The man is accused of possessing gambling devices after machines are confiscated; he says they are legal.

By STEVE THOMPSON
Published October 5, 2003

NEW PORT RICHEY - John Roshio said he bought his first five slot machines in June at a flea market. The dealer, a wholesaler based in Daytona Beach, he said, was correct when he told him they sold well.

Roshio, who owns 3 J's Auction at 5635 State Road 54, sold them within two days.

"I mean all five machines just screamed out the door," said Roshio, 35. He began buying them in shipments of 10 and 12 and displaying them in front of his auction house. They sold quickly.

"I've been rolling the big cart out front every day since June," Roshio said. "They've been sitting out at the road with a sign that says slots for sale."

But in September, Pasco Sheriff's Office detectives confiscated the 25 machines he had in stock, accusing Roshio of possessing gambling devices. Roshio figures they took about $9,000 worth of inventory.

"I think this whole thing is just ludicrous," Roshio told the Times on Thursday. The Daytona Beach wholesaler he has been buying the machines from, Tom Scianablo, assured him from the start that they are legal.

"I mean he's selling them all over the state and all over the country," Roshio said. "There was no reason for me to believe that it was illegal. Even now reading the statutes, I still don't believe it's illegal."

His machines are for home entertainment, not gambling, Roshio said.

The machines are set up to take only tokens, not quarters. And Roshio said he warns his customers that if they alter the machines to take quarters, they'll be breaking the law.

Also, the machines are games of skill, not chance, Roshio said. "The slot machines are set up to be self stopped. You have to hit the button to stop the wheels."

Detective William T. Davis, who confiscated the machines, disagrees on both points. It makes no difference whether a slot machine accepts tokens or quarters, he said.

"If it accepts a token, slug, or coin, it is illegal in the state of Florida," he said.

And Roshio's machines are games of chance, Davis said. "It has already been programmed when it's going to stop, where it's going to hit on, and what it's going to pay out."

Davis said he has had a court certified expert verify that Roshio's machines are illegal.

He has finished putting his case together and will be forwarding the charges to the state attorney, he said.

In the meantime, on Sept. 25, Davis arrested Roshio on a charge of being a felon in possession of a firearm. While inside his auction house, detectives noticed a handgun on display. Roshio was convicted of felony conspiracy to traffic cocaine in 1995. Florida Department of Law Enforcement records show that he has also faced charges including burglary and larceny, both in 1990.

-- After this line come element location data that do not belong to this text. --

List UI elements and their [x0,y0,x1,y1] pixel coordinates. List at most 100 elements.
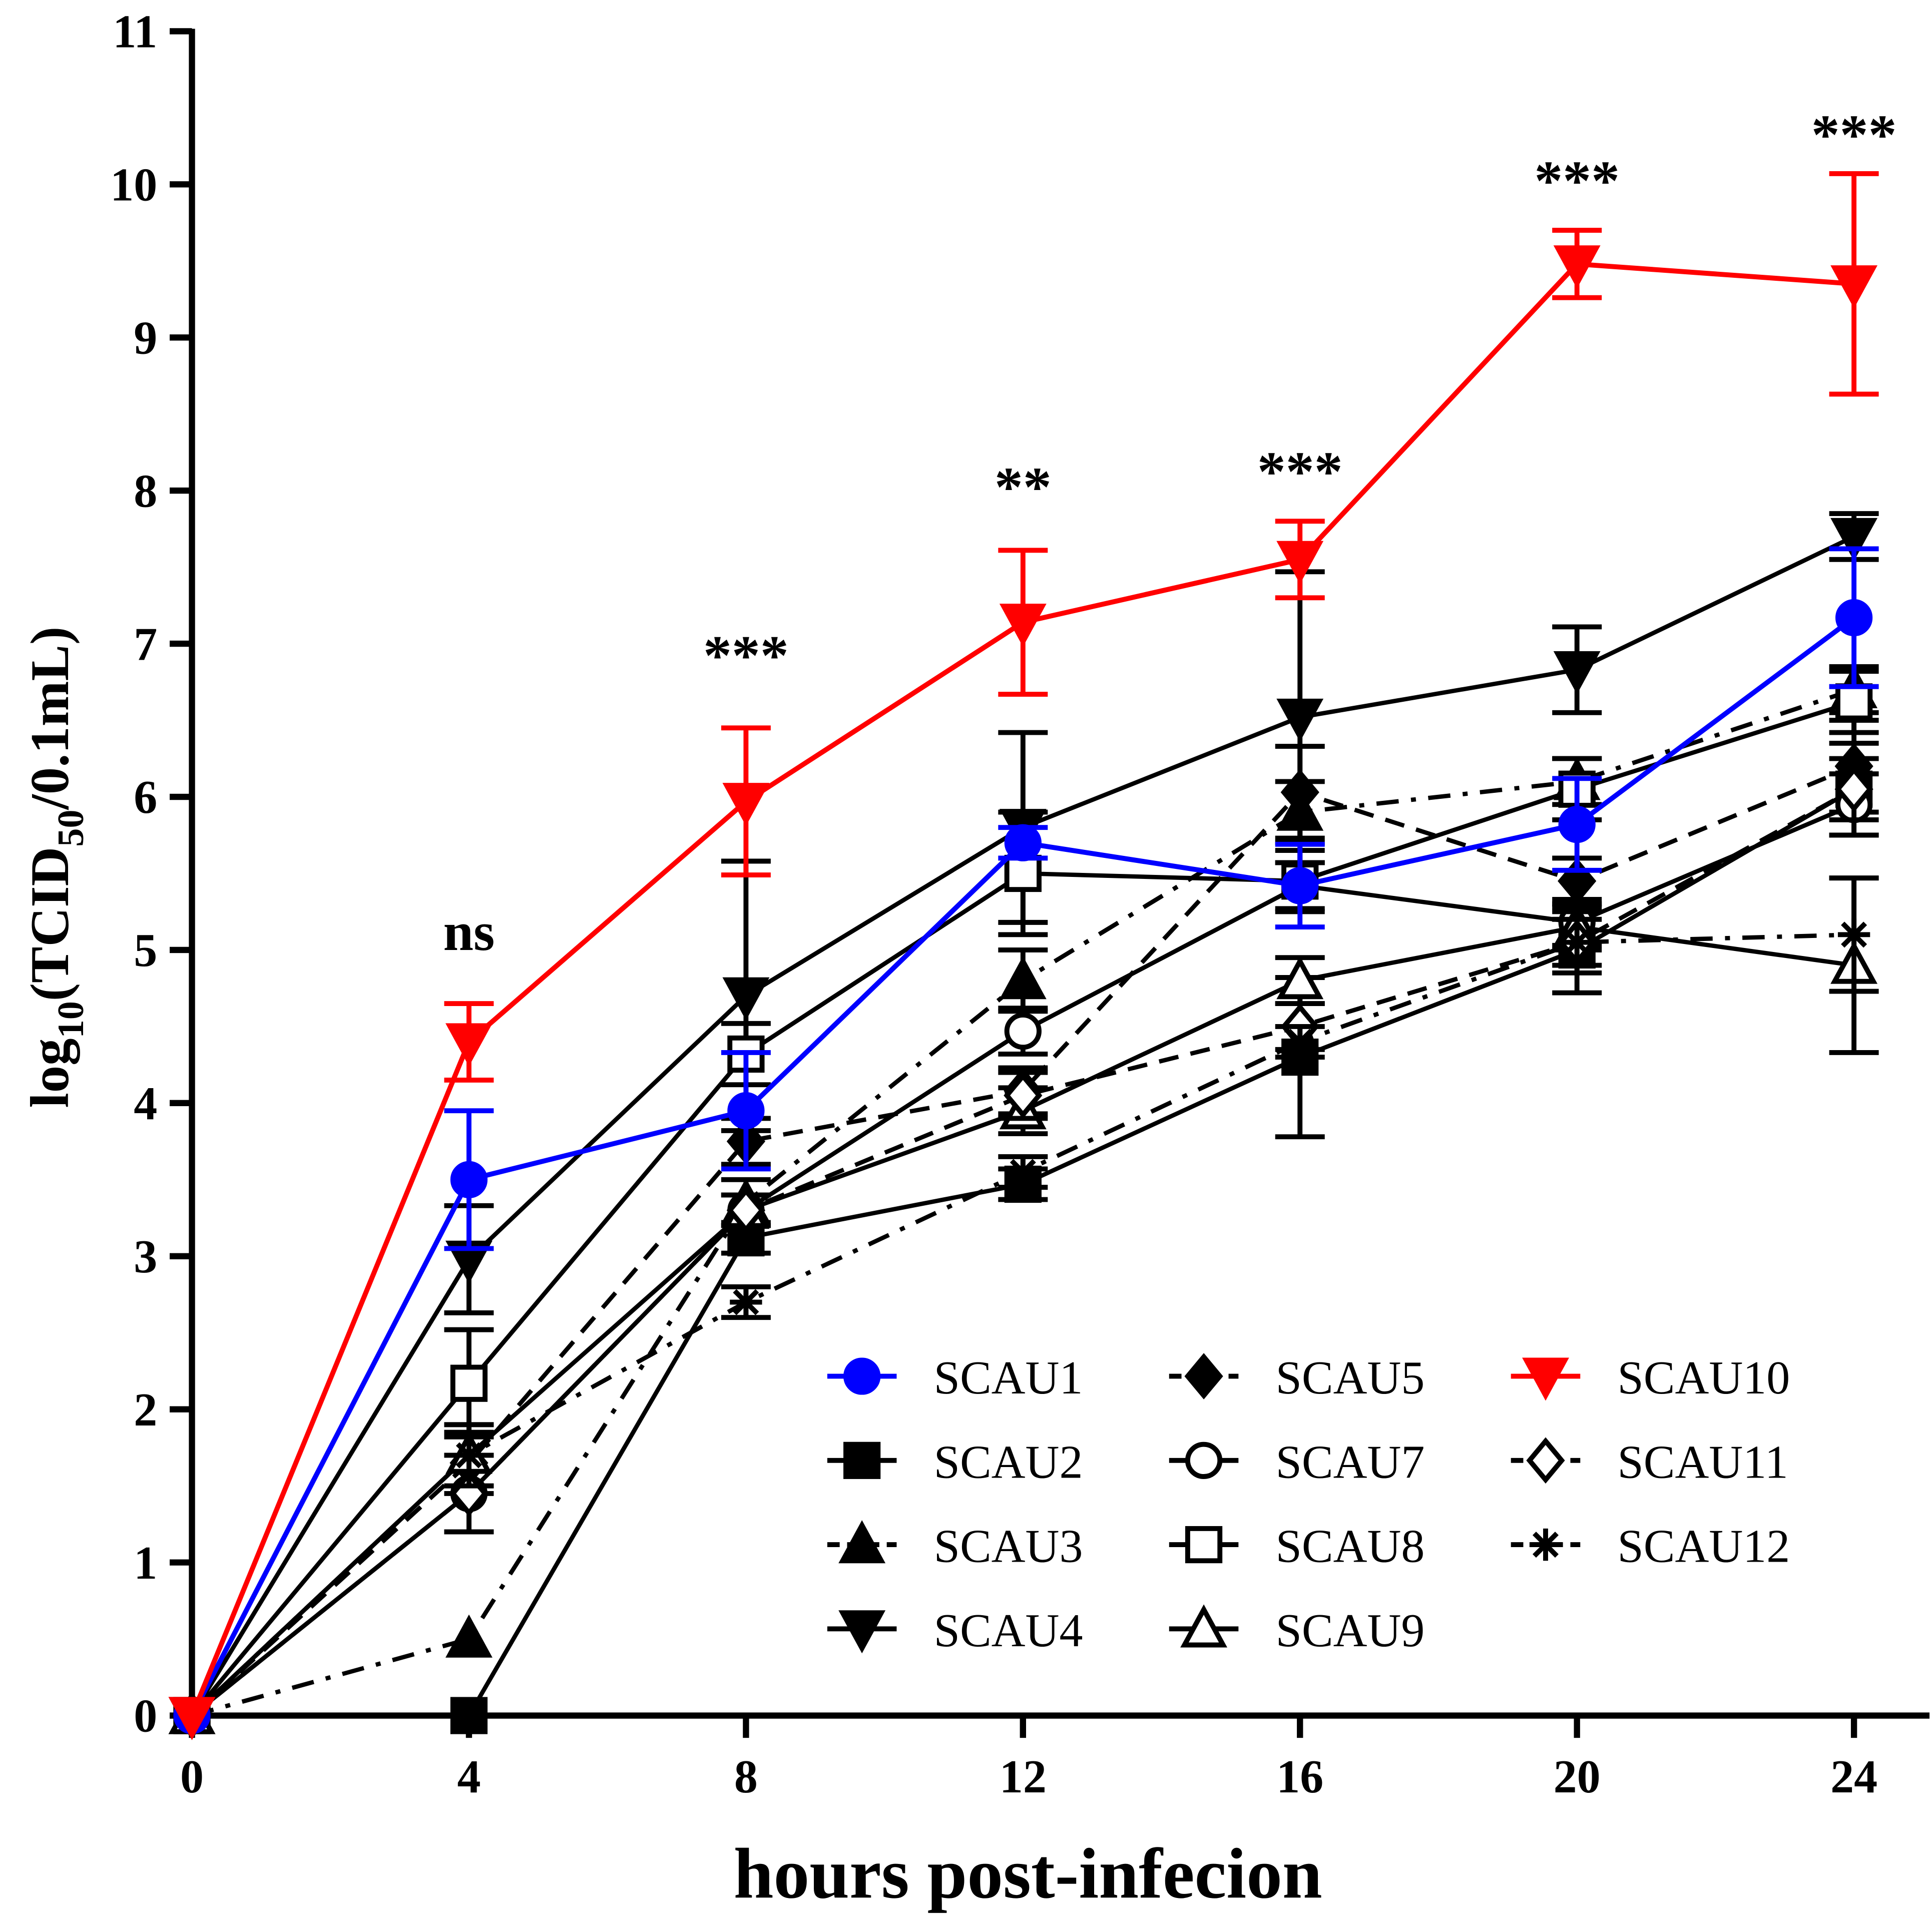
y-tick-label: 9 [134,312,157,364]
legend-item-scau4: SCAU4 [827,1605,1083,1657]
data-point [1276,956,1324,1000]
legend-item-scau5: SCAU5 [1169,1352,1425,1404]
data-point [1004,1012,1042,1050]
data-point [730,1286,762,1318]
data-point [1004,824,1042,861]
data-point [1558,805,1596,843]
y-label-sub50: 50 [51,810,92,847]
legend-label: SCAU10 [1618,1352,1790,1404]
legend-marker [843,1357,881,1395]
y-label-tcid: (TCID [20,847,80,1001]
data-point [1284,1026,1316,1058]
significance-label: ** [995,455,1052,519]
y-tick-label: 0 [134,1690,157,1742]
data-point [452,1439,486,1472]
data-point [1280,769,1319,816]
x-tick-label: 12 [1000,1751,1047,1803]
data-point [1281,867,1319,904]
y-tick-label: 2 [134,1384,157,1436]
data-point [726,1187,765,1234]
legend-item-scau1: SCAU1 [827,1352,1083,1404]
x-tick-label: 0 [180,1751,204,1803]
legend-marker [1185,1442,1223,1479]
y-tick-label: 3 [134,1231,157,1283]
series-layer [168,171,1879,1740]
data-point [1007,1156,1039,1188]
data-point [450,1161,488,1198]
legend-item-scau8: SCAU8 [1169,1521,1425,1573]
data-point [1835,683,1873,721]
legend-marker [1529,1528,1562,1561]
legend-label: SCAU9 [1276,1605,1425,1657]
significance-label: *** [1811,103,1897,166]
y-tick-label: 7 [134,618,157,670]
y-tick-label: 10 [110,159,157,211]
data-point [1276,541,1324,584]
y-tick-label: 5 [134,924,157,977]
legend-label: SCAU12 [1618,1521,1790,1573]
y-label-log: log [20,1038,80,1108]
data-point [727,1092,765,1130]
legend-item-scau11: SCAU11 [1511,1436,1788,1488]
legend-item-scau10: SCAU10 [1511,1352,1790,1404]
y-label-sub10: 10 [51,1001,92,1038]
data-point [1830,265,1878,309]
legend: SCAU1 SCAU2 SCAU3 SCAU4 SCAU5 SCAU7 SCAU8 SCAU9… [827,1352,1790,1657]
series-scau12 [176,875,1879,1732]
data-point [1004,854,1042,892]
data-point [168,1697,216,1740]
data-point [1004,1072,1043,1119]
legend-marker [1184,1353,1223,1399]
y-axis-label: log10(TCID50/0.1mL) [20,627,92,1108]
legend-marker [1180,1604,1228,1648]
y-tick-label: 8 [134,465,157,517]
x-tick-label: 16 [1276,1751,1323,1803]
x-tick-label: 24 [1830,1751,1877,1803]
legend-marker [843,1442,881,1479]
data-point [1553,651,1601,695]
significance-label: ns [443,901,495,962]
y-tick-label: 1 [134,1537,157,1589]
legend-label: SCAU1 [934,1352,1083,1404]
legend-label: SCAU3 [934,1521,1083,1573]
y-tick-label: 4 [134,1078,157,1130]
data-point [999,956,1047,1000]
significance-label: *** [703,624,789,687]
data-point [1834,766,1873,813]
data-point [1561,926,1593,959]
legend-marker [1526,1437,1565,1484]
data-point [1837,918,1870,951]
significance-label: *** [1257,440,1343,503]
x-tick-label: 20 [1554,1751,1601,1803]
legend-marker [838,1520,886,1564]
series-scau10 [168,171,1879,1740]
legend-item-scau2: SCAU2 [827,1436,1083,1488]
legend-marker [838,1610,886,1654]
data-point [1835,599,1873,637]
data-point [1553,245,1601,289]
data-point [722,977,770,1021]
legend-item-scau3: SCAU3 [827,1520,1083,1573]
legend-item-scau9: SCAU9 [1169,1604,1425,1657]
x-tick-label: 8 [734,1751,758,1803]
y-tick-label: 11 [113,6,157,58]
x-tick-label: 4 [457,1751,480,1803]
legend-marker [1522,1357,1569,1401]
legend-label: SCAU7 [1276,1436,1425,1488]
legend-label: SCAU5 [1276,1352,1425,1404]
data-point [722,783,770,826]
data-point [999,604,1047,647]
data-point [1276,698,1324,742]
legend-label: SCAU11 [1618,1436,1788,1488]
legend-marker [1185,1526,1223,1564]
legend-item-scau7: SCAU7 [1169,1436,1425,1488]
legend-label: SCAU8 [1276,1521,1425,1573]
significance-label: *** [1534,149,1620,212]
annotations: ns***** ********* [443,103,1897,962]
legend-label: SCAU4 [934,1605,1083,1657]
y-label-unit: /0.1mL) [20,627,80,811]
legend-label: SCAU2 [934,1436,1083,1488]
legend-item-scau12: SCAU12 [1511,1521,1790,1573]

Scianablo, who owns East Coast Slots, imports the used machines from Japan and refurbishes them. He has bought and sold thousands of them during the past several years without problems from authorities, he told the Times.

The detectives who took Roshio's machines should find something better to do, Scianablo said.

"I think they're interpreting the law improperly, and a good lawyer should be able to straighten that out."